When students were given (in this case) about a period and a half, adequate time to prepare their arguments and (especially) their counter-arguments, the large group debate should begin.  A student from one group for the affirmative side stands and presents their best argument.  Then a student from the other affirmative group should presents their best argument, as long as it isn’t the same argument as the first group.

The same process takes place with the two groups on the negative side.

The teacher is tracking these arguments on a white board, in different-colored markers, or on an electronic flow sheet on a projector, with different colored fonts.  All of the arguments in the large group debate should be flowed by the teacher.

There is then a 5-minute break after the arguments from both sides are presented, during which all four groups should be refining and making final determinations about their counter-arguments.  The first groups from both sides are matched for the purposes of counter-argumentation; and the second groups from both sides should be matched.

Counter-argumentation begins with the negative groups.  The first group offers one or two counter-arguments to the first argument made by the affirmative side.  The second group does the same against the second affirmative argument.  Then the affirmative groups replicate that same process against the two arguments that the negative groups presented.  Note that the affirmative does not respond to the negative counter-arguments, but instead makes counter-arguments against the negative’s opening two arguments.  The counter-argument speaker in each group should not be the same student who presented the opening argument.

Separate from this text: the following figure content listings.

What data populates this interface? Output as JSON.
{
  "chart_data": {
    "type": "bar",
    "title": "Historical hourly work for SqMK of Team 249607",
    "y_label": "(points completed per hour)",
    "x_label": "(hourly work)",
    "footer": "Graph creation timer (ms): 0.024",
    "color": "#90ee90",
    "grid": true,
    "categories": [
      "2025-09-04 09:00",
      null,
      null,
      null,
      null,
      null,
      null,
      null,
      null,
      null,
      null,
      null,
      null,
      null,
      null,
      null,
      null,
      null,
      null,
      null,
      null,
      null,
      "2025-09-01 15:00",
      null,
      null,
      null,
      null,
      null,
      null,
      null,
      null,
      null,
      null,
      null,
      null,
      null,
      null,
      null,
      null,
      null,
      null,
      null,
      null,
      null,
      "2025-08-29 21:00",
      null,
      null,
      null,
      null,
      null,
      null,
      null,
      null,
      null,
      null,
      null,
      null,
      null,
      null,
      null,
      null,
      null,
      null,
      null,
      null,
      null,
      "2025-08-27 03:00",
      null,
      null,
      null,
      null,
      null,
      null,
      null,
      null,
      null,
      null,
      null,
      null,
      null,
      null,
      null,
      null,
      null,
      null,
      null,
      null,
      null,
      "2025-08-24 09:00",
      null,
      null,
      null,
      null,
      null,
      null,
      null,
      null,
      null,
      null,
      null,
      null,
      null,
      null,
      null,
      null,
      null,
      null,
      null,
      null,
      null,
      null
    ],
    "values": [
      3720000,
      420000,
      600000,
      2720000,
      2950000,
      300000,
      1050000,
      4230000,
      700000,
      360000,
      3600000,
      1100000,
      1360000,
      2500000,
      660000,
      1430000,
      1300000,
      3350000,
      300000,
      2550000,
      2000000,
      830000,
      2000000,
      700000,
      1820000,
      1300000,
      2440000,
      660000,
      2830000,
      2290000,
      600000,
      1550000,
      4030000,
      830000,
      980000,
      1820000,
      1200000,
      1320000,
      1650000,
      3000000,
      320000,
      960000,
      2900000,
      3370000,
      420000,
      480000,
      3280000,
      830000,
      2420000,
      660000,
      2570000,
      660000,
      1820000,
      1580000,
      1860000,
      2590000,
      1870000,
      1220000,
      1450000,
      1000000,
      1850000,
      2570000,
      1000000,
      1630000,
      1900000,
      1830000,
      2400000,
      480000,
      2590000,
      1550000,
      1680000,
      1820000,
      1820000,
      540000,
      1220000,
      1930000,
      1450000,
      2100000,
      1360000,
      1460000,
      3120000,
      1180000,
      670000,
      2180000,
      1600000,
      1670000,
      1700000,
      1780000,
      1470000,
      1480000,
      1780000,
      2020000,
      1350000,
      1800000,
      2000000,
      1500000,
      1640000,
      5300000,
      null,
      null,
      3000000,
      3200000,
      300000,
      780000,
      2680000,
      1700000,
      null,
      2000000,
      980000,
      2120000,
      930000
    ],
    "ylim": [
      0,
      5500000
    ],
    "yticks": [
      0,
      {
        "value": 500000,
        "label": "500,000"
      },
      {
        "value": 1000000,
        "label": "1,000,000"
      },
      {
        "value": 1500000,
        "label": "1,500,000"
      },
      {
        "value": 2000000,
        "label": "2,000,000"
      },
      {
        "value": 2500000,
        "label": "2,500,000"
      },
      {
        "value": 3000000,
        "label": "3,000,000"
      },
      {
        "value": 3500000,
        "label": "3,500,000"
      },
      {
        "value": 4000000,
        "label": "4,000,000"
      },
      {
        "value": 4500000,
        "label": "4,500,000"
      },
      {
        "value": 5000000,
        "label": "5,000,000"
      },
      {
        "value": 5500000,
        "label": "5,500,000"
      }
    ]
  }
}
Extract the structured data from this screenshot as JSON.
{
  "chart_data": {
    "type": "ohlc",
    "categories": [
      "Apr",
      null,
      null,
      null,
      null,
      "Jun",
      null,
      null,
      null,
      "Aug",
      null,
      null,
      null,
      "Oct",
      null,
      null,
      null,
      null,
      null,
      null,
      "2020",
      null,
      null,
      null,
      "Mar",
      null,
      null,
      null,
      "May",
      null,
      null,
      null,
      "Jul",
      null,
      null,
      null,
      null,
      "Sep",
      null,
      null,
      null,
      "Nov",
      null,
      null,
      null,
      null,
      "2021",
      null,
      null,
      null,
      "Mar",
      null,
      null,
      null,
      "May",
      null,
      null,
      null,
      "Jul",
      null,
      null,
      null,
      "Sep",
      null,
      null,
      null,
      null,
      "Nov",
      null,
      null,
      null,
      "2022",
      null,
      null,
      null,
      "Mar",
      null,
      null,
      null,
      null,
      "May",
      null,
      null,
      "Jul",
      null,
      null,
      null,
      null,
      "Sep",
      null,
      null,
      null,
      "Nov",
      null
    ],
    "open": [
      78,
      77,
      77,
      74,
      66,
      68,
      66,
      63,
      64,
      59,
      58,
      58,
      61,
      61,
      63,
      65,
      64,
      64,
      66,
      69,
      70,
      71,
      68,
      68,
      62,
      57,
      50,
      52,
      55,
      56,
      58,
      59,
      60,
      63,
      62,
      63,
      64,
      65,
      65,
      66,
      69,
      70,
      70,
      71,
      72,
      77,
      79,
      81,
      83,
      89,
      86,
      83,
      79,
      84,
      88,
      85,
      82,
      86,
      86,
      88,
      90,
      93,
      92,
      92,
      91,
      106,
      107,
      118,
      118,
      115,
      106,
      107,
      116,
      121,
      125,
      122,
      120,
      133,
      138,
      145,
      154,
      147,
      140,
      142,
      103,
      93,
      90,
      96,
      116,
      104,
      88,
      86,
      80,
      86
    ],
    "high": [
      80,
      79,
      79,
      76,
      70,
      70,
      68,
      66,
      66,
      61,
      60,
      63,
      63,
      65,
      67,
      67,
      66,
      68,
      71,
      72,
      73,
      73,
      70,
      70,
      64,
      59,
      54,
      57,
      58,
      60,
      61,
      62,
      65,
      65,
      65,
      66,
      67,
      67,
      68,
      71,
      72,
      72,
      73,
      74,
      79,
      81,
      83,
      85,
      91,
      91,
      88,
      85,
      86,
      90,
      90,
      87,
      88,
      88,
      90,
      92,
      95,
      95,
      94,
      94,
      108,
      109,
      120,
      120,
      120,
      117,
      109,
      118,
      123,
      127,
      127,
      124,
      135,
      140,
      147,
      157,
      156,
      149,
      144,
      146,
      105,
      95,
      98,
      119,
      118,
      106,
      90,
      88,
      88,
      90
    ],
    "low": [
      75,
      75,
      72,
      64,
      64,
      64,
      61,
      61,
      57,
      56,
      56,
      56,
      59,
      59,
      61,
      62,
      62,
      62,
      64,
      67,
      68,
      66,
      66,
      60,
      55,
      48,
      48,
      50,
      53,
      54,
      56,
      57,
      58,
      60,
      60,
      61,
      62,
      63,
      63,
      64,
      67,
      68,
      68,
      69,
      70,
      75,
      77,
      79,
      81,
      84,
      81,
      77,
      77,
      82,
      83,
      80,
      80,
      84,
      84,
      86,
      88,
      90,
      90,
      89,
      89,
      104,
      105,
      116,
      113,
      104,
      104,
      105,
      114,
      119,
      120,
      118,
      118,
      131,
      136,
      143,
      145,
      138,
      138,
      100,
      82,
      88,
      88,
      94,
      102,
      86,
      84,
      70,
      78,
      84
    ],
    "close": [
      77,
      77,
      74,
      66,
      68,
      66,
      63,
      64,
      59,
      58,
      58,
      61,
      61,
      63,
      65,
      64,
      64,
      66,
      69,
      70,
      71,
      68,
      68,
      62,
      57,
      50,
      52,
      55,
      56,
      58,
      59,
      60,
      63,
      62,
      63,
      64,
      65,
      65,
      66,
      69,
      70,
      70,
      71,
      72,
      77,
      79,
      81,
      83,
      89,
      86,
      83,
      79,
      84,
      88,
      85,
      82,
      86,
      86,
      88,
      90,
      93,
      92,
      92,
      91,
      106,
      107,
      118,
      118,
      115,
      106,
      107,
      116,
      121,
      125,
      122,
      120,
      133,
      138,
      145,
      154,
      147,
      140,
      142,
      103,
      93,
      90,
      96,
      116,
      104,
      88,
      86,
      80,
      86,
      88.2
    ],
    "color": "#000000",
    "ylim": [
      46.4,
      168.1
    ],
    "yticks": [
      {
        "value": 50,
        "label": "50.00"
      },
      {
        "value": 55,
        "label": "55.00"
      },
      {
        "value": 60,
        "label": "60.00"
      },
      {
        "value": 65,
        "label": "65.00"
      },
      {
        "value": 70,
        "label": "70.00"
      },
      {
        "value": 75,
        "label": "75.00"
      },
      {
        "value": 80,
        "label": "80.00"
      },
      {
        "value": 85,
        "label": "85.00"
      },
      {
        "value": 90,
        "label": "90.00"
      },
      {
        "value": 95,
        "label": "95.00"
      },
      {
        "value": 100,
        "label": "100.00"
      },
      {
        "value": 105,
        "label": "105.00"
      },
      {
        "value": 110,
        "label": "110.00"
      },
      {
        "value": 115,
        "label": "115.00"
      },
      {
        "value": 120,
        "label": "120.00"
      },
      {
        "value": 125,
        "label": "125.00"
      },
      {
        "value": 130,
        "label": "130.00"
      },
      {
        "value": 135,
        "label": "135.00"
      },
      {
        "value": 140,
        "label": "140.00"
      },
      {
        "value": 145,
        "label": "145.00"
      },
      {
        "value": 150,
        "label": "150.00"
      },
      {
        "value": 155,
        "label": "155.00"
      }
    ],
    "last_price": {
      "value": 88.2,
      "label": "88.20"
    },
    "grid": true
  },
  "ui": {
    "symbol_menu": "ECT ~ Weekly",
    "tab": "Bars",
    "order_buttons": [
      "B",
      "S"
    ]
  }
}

Another 5-minute break takes place during which each group prepares final argumentation, called “argument evaluation,” formally.  One negative group offers its argument evaluation, then an affirmative group, then the other negative group, and finally the last remaining group on the affirmative side.

LARGE GROUP DEBATE FORMAT

 Affirmative Arguments                                                    4 Minutes

1st Group

2nd Group

Negative Arguments                                                        4 Minutes

1st Group

2nd Group

Preparation Period                                                           5 Minutes

Negative Counter-Arguments                                       4 Minutes

1st Group (Responds to 1st Aff Group)

2nd Group (Responds to 2nd Aff Group)

Affirmative Counter-Arguments                                4 Minutes

1st Group (Responds to 1st Neg Group)

2nd Group (Responds to 2nd Neg Group)

Preparation Period                                                           5 Minutes

Argument Evaluation                                                      6 Minutes

1st Negative Group

1st Affirmative Group

2nd Negative Group

2nd Affirmative Group

Feedback and Assessment

The teacher then provide feedback, pointing to the argument tracking that she has been doing, and/or more formal formative assessment.  She can also announce a winner of the debate, with rationale.